Mi cuarto siempre ha sido un cementerio de mariposas.
Alguna, de vez en cuando, se posa en mi mano.
La observo, sabiendo que se acerca su muerte,
porque al fin y al cabo
siempre vienen a mi para morir.




En el cuarto de Ana

Ana tenía los ojos azules y los labios resecos. A su cuarto siempre iban a morir las mariposas, a veces las tomaba entre sus manos y las contemplaba, sabiendo que agonizaban, sonreía, y creía verlas sonreír mientras sus alas se iban pasmando a causa de la vida que se les iba escapando.

Ana era tan tierna como los claveles sin agua, de esos que sabes que en algún momento vas a dejar de ver, pero no puedes retirarles la mirada. A Ana provocaba amarla en silencio.

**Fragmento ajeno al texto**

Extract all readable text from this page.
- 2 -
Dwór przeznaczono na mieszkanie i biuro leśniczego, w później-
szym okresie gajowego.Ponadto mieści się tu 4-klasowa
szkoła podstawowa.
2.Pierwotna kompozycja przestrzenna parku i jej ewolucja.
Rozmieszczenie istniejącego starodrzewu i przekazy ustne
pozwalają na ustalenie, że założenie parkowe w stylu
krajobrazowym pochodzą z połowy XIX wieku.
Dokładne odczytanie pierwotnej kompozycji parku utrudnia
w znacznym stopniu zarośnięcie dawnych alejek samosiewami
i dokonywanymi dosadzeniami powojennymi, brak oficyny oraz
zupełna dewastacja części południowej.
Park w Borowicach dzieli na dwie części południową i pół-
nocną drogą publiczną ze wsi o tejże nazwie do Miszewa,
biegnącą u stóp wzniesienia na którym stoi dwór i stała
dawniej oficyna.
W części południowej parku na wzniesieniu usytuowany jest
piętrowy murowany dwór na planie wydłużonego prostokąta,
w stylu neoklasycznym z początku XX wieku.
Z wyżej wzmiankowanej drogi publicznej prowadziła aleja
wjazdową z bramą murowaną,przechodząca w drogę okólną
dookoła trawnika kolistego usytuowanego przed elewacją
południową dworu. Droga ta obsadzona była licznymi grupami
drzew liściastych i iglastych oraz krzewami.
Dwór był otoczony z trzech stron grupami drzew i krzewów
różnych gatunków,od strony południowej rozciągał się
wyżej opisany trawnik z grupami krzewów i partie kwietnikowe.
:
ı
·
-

En su cuarto había una imitación de Monet, Ana creía ver el mundo a través de esa pintura. Cerraba los ojos y sentía el olor dulce que despedía el cuadro, y que sólo ella podía percibir.

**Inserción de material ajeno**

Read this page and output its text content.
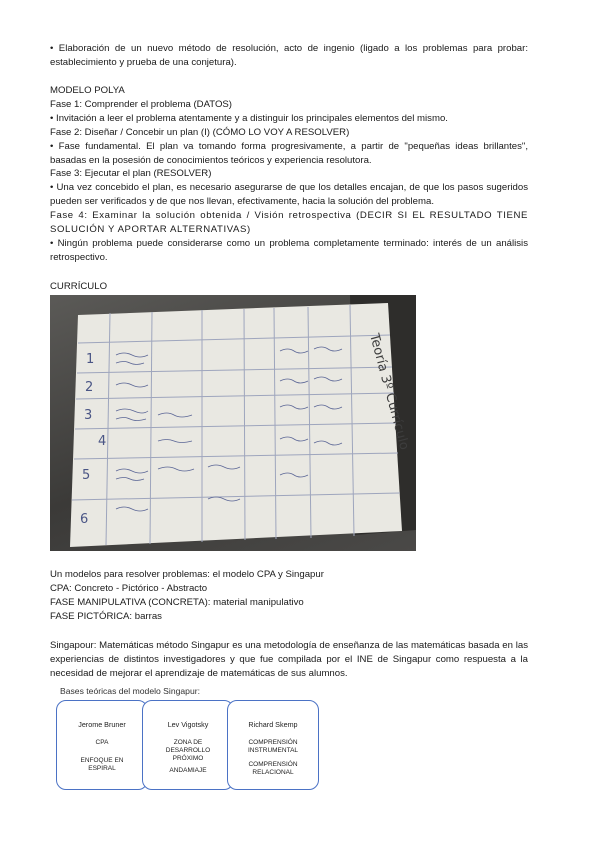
• Elaboración de un nuevo método de resolución, acto de ingenio (ligado a los problemas para probar: establecimiento y prueba de una conjetura).

MODELO POLYA

Fase 1: Comprender el problema (DATOS)

• Invitación a leer el problema atentamente y a distinguir los principales elementos del mismo.

Fase 2: Diseñar / Concebir un plan (I) (CÓMO LO VOY A RESOLVER)

• Fase fundamental. El plan va tomando forma progresivamente, a partir de "pequeñas ideas brillantes", basadas en la posesión de conocimientos teóricos y experiencia resolutora.

Fase 3: Ejecutar el plan (RESOLVER)

• Una vez concebido el plan, es necesario asegurarse de que los detalles encajan, de que los pasos sugeridos pueden ser verificados y de que nos llevan, efectivamente, hacia la solución del problema.

Fase 4: Examinar la solución obtenida / Visión retrospectiva (DECIR SI EL RESULTADO TIENE SOLUCIÓN Y APORTAR ALTERNATIVAS)

• Ningún problema puede considerarse como un problema completamente terminado: interés de un análisis retrospectivo.

CURRÍCULO

1
2
3
4
5
6
Teoría 3º Currículo

Un modelos para resolver problemas: el modelo CPA y Singapur

CPA: Concreto - Pictórico - Abstracto

FASE MANIPULATIVA (CONCRETA): material manipulativo

FASE PICTÓRICA: barras

Singapour: Matemáticas método Singapur es una metodología de enseñanza de las matemáticas basada en las experiencias de distintos investigadores y que fue compilada por el INE de Singapur como respuesta a la necesidad de mejorar el aprendizaje de matemáticas de sus alumnos.

Bases teóricas del modelo Singapur:

Jerome Bruner
CPA
ENFOQUE EN ESPIRAL
Lev Vigotsky
ZONA DE DESARROLLO PRÓXIMO
ANDAMIAJE
Richard Skemp
COMPRENSIÓN INSTRUMENTAL
COMPRENSIÓN RELACIONAL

Ana veía las flores de vidrio en el escritorio de su psiquiatra, pensaba que eran la muestra más evidente de que la doctora era quien debía permanecer encerrada, ¿Cómo preferir flores de vidrio a mariposas muertas?

Ana prefería seguir enclaustrada en su cementerio de mariposas que ser libre en un escritorio con flores de vidrio.